00:50:51 Madeline Arnold (she/her): @Diego love it
00:51:06 pavitra: is there something called "raindrop" plot or something?
00:51:54 pavitra: I really like raindrop plots
00:51:58 Diego Ramírez González: anything but dynamite plots
00:53:31 Diego Ramírez González: i agree, those two distributions don't even overlap, the dynamite plot is not so bad here
00:53:33 pavitra: Sorry to belabor this. However, why is MAD not as prevalent as SD? No rush to answer here - maybe we can discuss further in the slack channel
00:54:59 Jone Aliri: It's because MAD is calculated with absolute values
00:55:06 pavitra: Nassim Taleb loves MAD and says it is more accurate for skewed data
00:55:56 pavitra: Good point, Jone
00:56:04 Scott Nestler: Also, the absolute value function is non-smooth, which used to create all sorts of calculation issues.

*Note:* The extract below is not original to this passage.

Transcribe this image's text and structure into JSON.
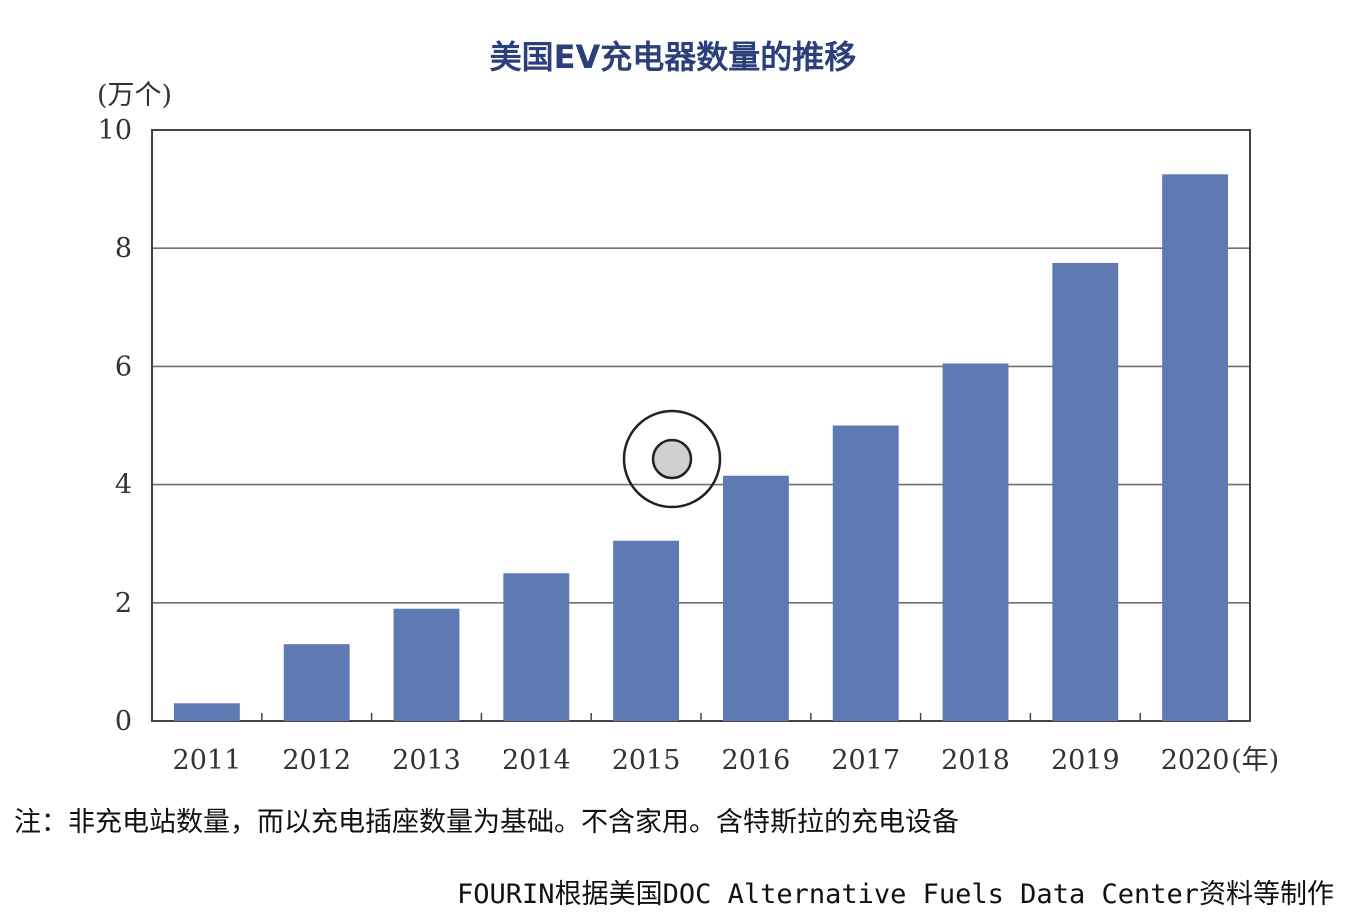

01:01:37 pavitra: great presentation, Jon!
01:02:41 priyanka gagneja: Bi-modal you mean
01:03:12 pavitra: thanks a lot, y'all.Gotta go.

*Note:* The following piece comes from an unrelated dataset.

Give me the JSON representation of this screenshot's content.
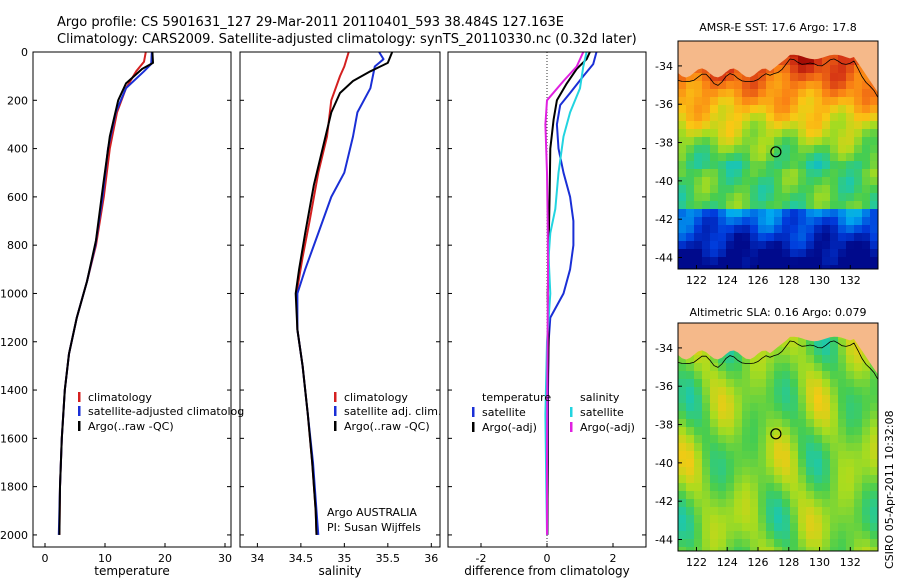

01:03:35 Jone Aliri: And the other problema is that teh distance could be different from 1 to 2 or from 3 to 4 in Likert
01:04:55 Diego Ramírez González: i guess it depends on the distribution of your data and what assumptions you are willing to make about the measurement
01:05:59 Madeline Arnold (she/her): I hope we learn more about this topic! Thanks for the question Sheila
01:06:22 Kaytee Flick: Congrats Scott!!!
01:06:35 Jone Aliri: In psychology we use a lot of scales with Likert... and a lot of times we add them...
01:07:23 Scott Nestler: A good way to remember not to use means on Likert scale data is to think: The average of Agree and Strongly Agree is not Agree-And-A-Half.
01:07:30 Scott Nestler: https://bookdown.org/Rmadillo/likert/summary.html
01:07:53 Diego Ramírez González: yeah, but for some of these instruments people will add the answers to get a total score
01:08:13 Jim Gruman: not sure if this adds anything, but there are domains where a geometric mean is more appropriate than the average
01:08:29 Morgan Grovenburg: I don't have a good answer, but I use the `HH` package to visualized likert scales https://xang1234.github.io/likert/
01:09:06 Jim Gruman: and in market research, my company skips to valuing only the "top box scores"
01:10:01 Jone Aliri: Yes @Diego that's it, we get the total score which we can use like a continuos scale :)
01:10:11 Jim Gruman: thank you!!
01:10:16 Andrew G. Farina: Thanks Jon!